Several brands have become known for their social media managers’ snarky humor, weirdness, and ability to tap into meme trends. MoonPie is a good example of a brand whose social media team “gets” the quirky side of the internet. You’ll find a lot of self-deprecating humor and quick wit in replies to their social media posts as well.
21. Unique Pro-vaccination Ad Causes Stir on Social Media
When Charlotte, North Carolina, residents saw a digital billboard on a truck from a funeral home, curiosity was piqued. Some were angry, others were amused, but they were all snapping pics and posting them on social media. The message: “Don’t get vaccinated” during a pandemic caused quite the stir.
This example of a publicity stunt was hatched in September 2021 by advertising agency BooneOakley to encourage people to get the COVID-19 vaccine. The website on the side of the truck pointed to a fake funeral home, but users who visited the site and clicked were taken to the StarMed Healthcare website. The result was thousands of retweets, likes, comments, news stories, and visits to the StarMed Healthcare website.
Frequently Asked Questions (FAQs)
Are there different types of viral marketing?
To be viral marketing-ready, the content must be an internet-shareable type of media, such as a video, social media post, email, image, or text message. Many viral marketing examples come from contests, user-generated content, topics that evoke an emotional response, and teaser campaigns. Most successful viral marketing campaigns are engineered, but having luck on your side helps.

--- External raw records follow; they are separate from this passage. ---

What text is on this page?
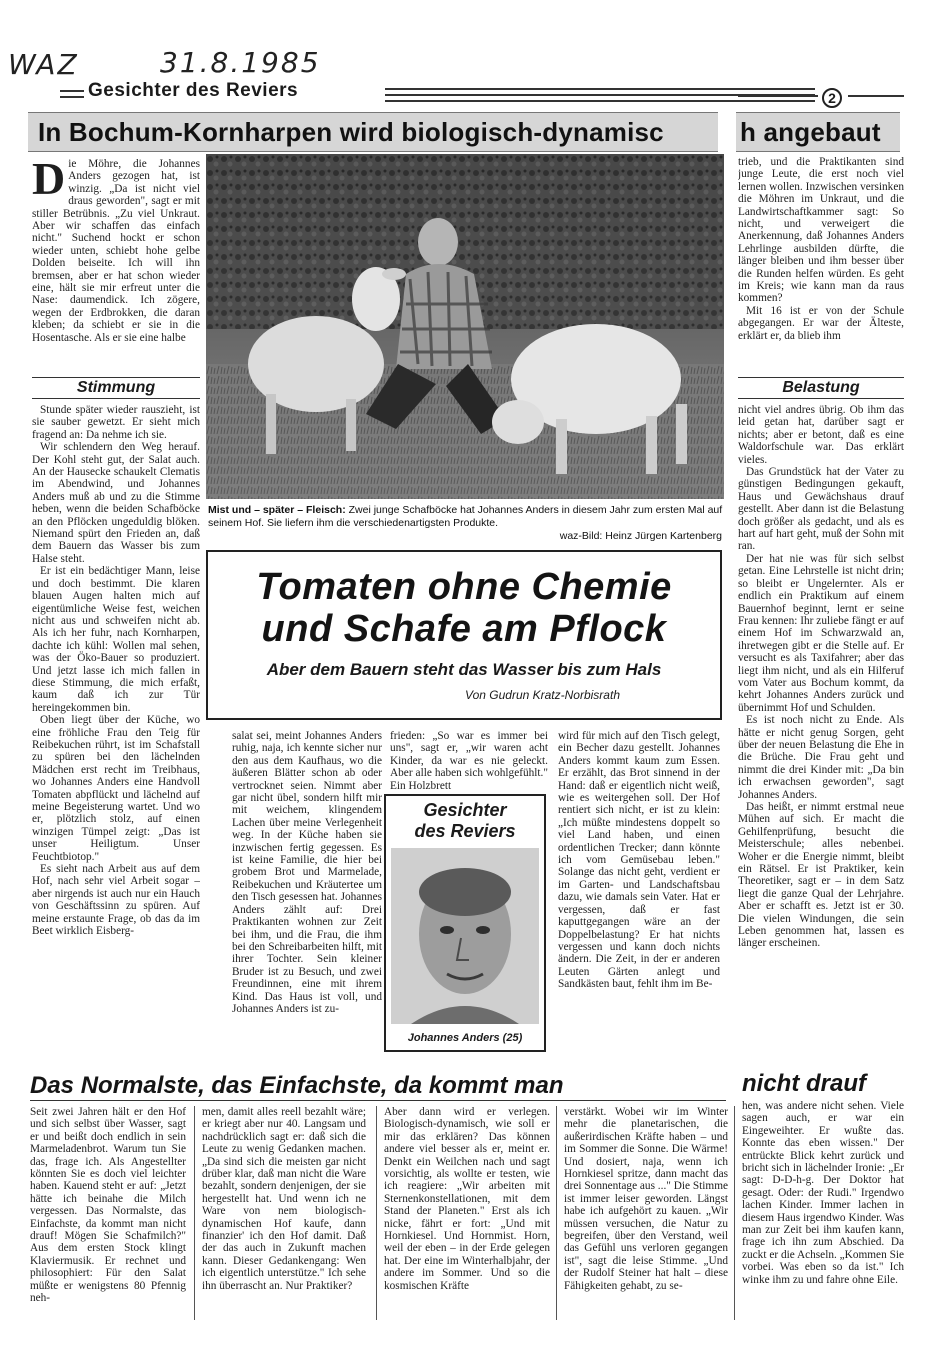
WAZ	31.8.1985
Gesichter des Reviers	2
In Bochum-Kornharpen wird biologisch-dynamisc	h angebaut
D ie Möhre, die Johannes Anders gezogen hat, ist winzig. „Da ist nicht viel draus geworden", sagt er mit stiller Betrübnis. „Zu viel Unkraut. Aber wir schaffen das einfach nicht." Suchend hockt er schon wieder unten, schiebt hohe gelbe Dolden beiseite. Ich will ihn bremsen, aber er hat schon wieder eine, hält sie mir erfreut unter die Nase: daumendick. Ich zögere, wegen der Erdbrokken, die daran kleben; da schiebt er sie in die Hosentasche. Als er sie eine halbe
Stimmung

Stunde später wieder rauszieht, ist sie sauber gewetzt. Er sieht mich fragend an: Da nehme ich sie.

Wir schlendern den Weg herauf. Der Kohl steht gut, der Salat auch. An der Hausecke schaukelt Clematis im Abendwind, und Johannes Anders muß ab und zu die Stimme heben, wenn die beiden Schafböcke an den Pflöcken ungeduldig blöken. Niemand spürt den Frieden an, daß dem Bauern das Wasser bis zum Halse steht.

Er ist ein bedächtiger Mann, leise und doch bestimmt. Die klaren blauen Augen halten mich auf eigentümliche Weise fest, weichen nicht aus und schweifen nicht ab. Als ich her fuhr, nach Kornharpen, dachte ich kühl: Wollen mal sehen, was der Öko-Bauer so produziert. Und jetzt lasse ich mich fallen in diese Stimmung, die mich erfaßt, kaum daß ich zur Tür hereingekommen bin.

Oben liegt über der Küche, wo eine fröhliche Frau den Teig für Reibekuchen rührt, ist im Schafstall zu spüren bei den lächelnden Mädchen erst recht im Treibhaus, wo Johannes Anders eine Handvoll Tomaten abpflückt und lächelnd auf meine Begeisterung wartet. Und wo er, plötzlich stolz, auf einen winzigen Tümpel zeigt: „Das ist unser Heiligtum. Unser Feuchtbiotop."

Es sieht nach Arbeit aus auf dem Hof, nach sehr viel Arbeit sogar – aber nirgends ist auch nur ein Hauch von Geschäftssinn zu spüren. Auf meine erstaunte Frage, ob das da im Beet wirklich Eisberg-

Mist und – später – Fleisch: Zwei junge Schafböcke hat Johannes Anders in diesem Jahr zum ersten Mal auf seinem Hof. Sie liefern ihm die verschiedenartigsten Produkte.
waz-Bild: Heinz Jürgen Kartenberg
Tomaten ohne Chemie
und Schafe am Pflock
Aber dem Bauern steht das Wasser bis zum Hals
Von Gudrun Kratz-Norbisrath
salat sei, meint Johannes Anders ruhig, naja, ich kennte sicher nur den aus dem Kaufhaus, wo die äußeren Blätter schon ab oder vertrocknet seien. Nimmt aber gar nicht übel, sondern hilft mir mit weichem, klingendem Lachen über meine Verlegenheit weg. In der Küche haben sie inzwischen fertig gegessen. Es ist keine Familie, die hier bei grobem Brot und Marmelade, Reibekuchen und Kräutertee um den Tisch gesessen hat. Johannes Anders zählt auf: Drei Praktikanten wohnen zur Zeit bei ihm, und die Frau, die ihm bei den Schreibarbeiten hilft, mit ihrer Tochter. Sein kleiner Bruder ist zu Besuch, und zwei Freundinnen, eine mit ihrem Kind. Das Haus ist voll, und Johannes Anders ist zu-
frieden: „So war es immer bei uns", sagt er, „wir waren acht Kinder, da war es nie geleckt. Aber alle haben sich wohlgefühlt." Ein Holzbrett
Gesichter
des Reviers
Johannes Anders (25)
wird für mich auf den Tisch gelegt, ein Becher dazu gestellt. Johannes Anders kommt kaum zum Essen. Er erzählt, das Brot sinnend in der Hand: daß er eigentlich nicht weiß, wie es weitergehen soll. Der Hof rentiert sich nicht, er ist zu klein: „Ich müßte mindestens doppelt so viel Land haben, und einen ordentlichen Trecker; dann könnte ich vom Gemüsebau leben." Solange das nicht geht, verdient er im Garten- und Landschaftsbau dazu, wie damals sein Vater. Hat er vergessen, daß er fast kaputtgegangen wäre an der Doppelbelastung? Er hat nichts vergessen und kann doch nichts ändern. Die Zeit, in der er anderen Leuten Gärten anlegt und Sandkästen baut, fehlt ihm im Be-

trieb, und die Praktikanten sind junge Leute, die erst noch viel lernen wollen. Inzwischen versinken die Möhren im Unkraut, und die Landwirtschaftkammer sagt: So nicht, und verweigert die Anerkennung, daß Johannes Anders Lehrlinge ausbilden dürfte, die länger bleiben und ihm besser über die Runden helfen würden. Es geht im Kreis; wie kann man da raus kommen?

Mit 16 ist er von der Schule abgegangen. Er war der Älteste, erklärt er, da blieb ihm

Belastung

nicht viel andres übrig. Ob ihm das leid getan hat, darüber sagt er nichts; aber er betont, daß es eine Waldorfschule war. Das erklärt vieles.

Das Grundstück hat der Vater zu günstigen Bedingungen gekauft, Haus und Gewächshaus drauf gestellt. Aber dann ist die Belastung doch größer als gedacht, und als es hart auf hart geht, muß der Sohn mit ran.

Der hat nie was für sich selbst getan. Eine Lehrstelle ist nicht drin; so bleibt er Ungelernter. Als er endlich ein Praktikum auf einem Bauernhof beginnt, lernt er seine Frau kennen: Ihr zuliebe fängt er auf einem Hof im Schwarzwald an, ihretwegen gibt er die Stelle auf. Er versucht es als Taxifahrer; aber das liegt ihm nicht, und als ein Hilferuf vom Vater aus Bochum kommt, da kehrt Johannes Anders zurück und übernimmt Hof und Schulden.

Es ist noch nicht zu Ende. Als hätte er nicht genug Sorgen, geht über der neuen Belastung die Ehe in die Brüche. Die Frau geht und nimmt die drei Kinder mit: „Da bin ich erwachsen geworden", sagt Johannes Anders.

Das heißt, er nimmt erstmal neue Mühen auf sich. Er macht die Gehilfenprüfung, besucht die Meisterschule; alles nebenbei. Woher er die Energie nimmt, bleibt ein Rätsel. Er ist Praktiker, kein Theoretiker, sagt er – in dem Satz liegt die ganze Qual der Lehrjahre. Aber er schafft es. Jetzt ist er 30. Die vielen Windungen, die sein Leben genommen hat, lassen es länger erscheinen.

Das Normalste, das Einfachste, da kommt man	nicht drauf
Seit zwei Jahren hält er den Hof und sich selbst über Wasser, sagt er und beißt doch endlich in sein Marmeladenbrot. Warum tun Sie das, frage ich. Als Angestellter könnten Sie es doch viel leichter haben. Kauend steht er auf: „Jetzt hätte ich beinahe die Milch vergessen. Das Normalste, das Einfachste, da kommt man nicht drauf! Mögen Sie Schafmilch?" Aus dem ersten Stock klingt Klaviermusik. Er rechnet und philosophiert: Für den Salat müßte er wenigstens 80 Pfennig neh-
men, damit alles reell bezahlt wäre; er kriegt aber nur 40. Langsam und nachdrücklich sagt er: daß sich die Leute zu wenig Gedanken machen. „Da sind sich die meisten gar nicht drüber klar, daß man nicht die Ware bezahlt, sondern denjenigen, der sie hergestellt hat. Und wenn ich ne Ware von nem biologisch-dynamischen Hof kaufe, dann finanzier' ich den Hof damit. Daß der das auch in Zukunft machen kann. Dieser Gedankengang: Wen ich eigentlich unterstütze." Ich sehe ihn überrascht an. Nur Praktiker?
Aber dann wird er verlegen. Biologisch-dynamisch, wie soll er mir das erklären? Das können andere viel besser als er, meint er. Denkt ein Weilchen nach und sagt vorsichtig, als wollte er testen, wie ich reagiere: „Wir arbeiten mit Sternenkonstellationen, mit dem Stand der Planeten." Erst als ich nicke, fährt er fort: „Und mit Hornkiesel. Und Hornmist. Horn, weil der eben – in der Erde gelegen hat. Der eine im Winterhalbjahr, der andere im Sommer. Und so die kosmischen Kräfte
verstärkt. Wobei wir im Winter mehr die planetarischen, die außerirdischen Kräfte haben – und im Sommer die Sonne. Die Wärme! Und dosiert, naja, wenn ich Hornkiesel spritze, dann macht das drei Sonnentage aus ..." Die Stimme ist immer leiser geworden. Längst habe ich aufgehört zu kauen. „Wir müssen versuchen, die Natur zu begreifen, über den Verstand, weil das Gefühl uns verloren gegangen ist", sagt die leise Stimme. „Und der Rudolf Steiner hat halt – diese Fähigkeiten gehabt, zu se-
hen, was andere nicht sehen. Viele sagen auch, er war ein Eingeweihter. Er wußte das. Konnte das eben wissen." Der entrückte Blick kehrt zurück und bricht sich in lächelnder Ironie: „Er sagt: D-D-h-g. Der Doktor hat gesagt. Oder: der Rudi." Irgendwo lachen Kinder. Immer lachen in diesem Haus irgendwo Kinder. Was man zur Zeit bei ihm kaufen kann, frage ich ihn zum Abschied. Da zuckt er die Achseln. „Kommen Sie vorbei. Was eben so da ist." Ich winke ihm zu und fahre ohne Eile.
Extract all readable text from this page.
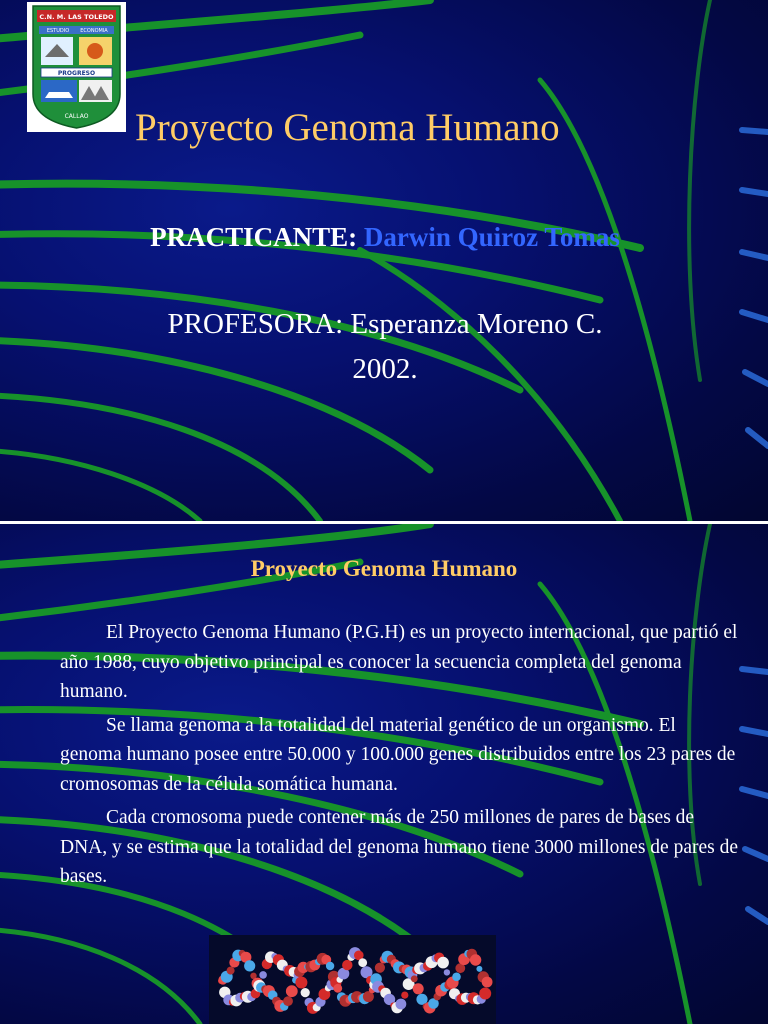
C.N. M. LAS TOLEDO
ESTUDIO ECONOMIA
PROGRESO
CALLAO Proyecto Genoma Humano
PRACTICANTE: Darwin Quiroz Tomas
PROFESORA: Esperanza Moreno C.
2002.
Proyecto Genoma Humano

El Proyecto Genoma Humano (P.G.H) es un proyecto internacional, que partió el año 1988, cuyo objetivo principal es conocer la secuencia completa del genoma humano.

Se llama genoma a la totalidad del material genético de un organismo. El genoma humano posee entre 50.000 y 100.000 genes distribuidos entre los 23 pares de cromosomas de la célula somática humana.

Cada cromosoma puede contener más de 250 millones de pares de bases de DNA, y se estima que la totalidad del genoma humano tiene 3000 millones de pares de bases.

How does viral marketing work?
To make viral marketing work, you need an audience willing to help spread your image, post, video, or other content. It’s similar to word-of-mouth marketing, but typically happens via social media, email, or text messaging. It’s considered viral, i.e., spreading from person to person like a virus, as it spreads organically (vs paid advertising) beyond the initial audience.
Why is viral marketing effective?
A well-designed viral marketing campaign creates curiosity about and awareness of a brand, product, or topic. It’s so engaging that people who see the viral marketing message will pass the message along to their friends, family, and followers. It has a snowball effect, so it grows as it travels.
Most marketers only dream of creating an ad that’s so good that it spreads like wildfire. Although there’s no sure way to make your marketing campaign “go viral,” there are some ways you can set your campaign up for the best chance at building buzz and virality.
The most successful viral marketing examples usually come from teams with their ears to the ground—they stay on top of trends and make sure their messaging resonates with more than just their target audience. Not all viral marketing campaigns will be successful, so you have to experiment a bit. Plus, there are different levels of viral, and it’s relative—your campaigns don’t have to get millions of likes or shares to be effective.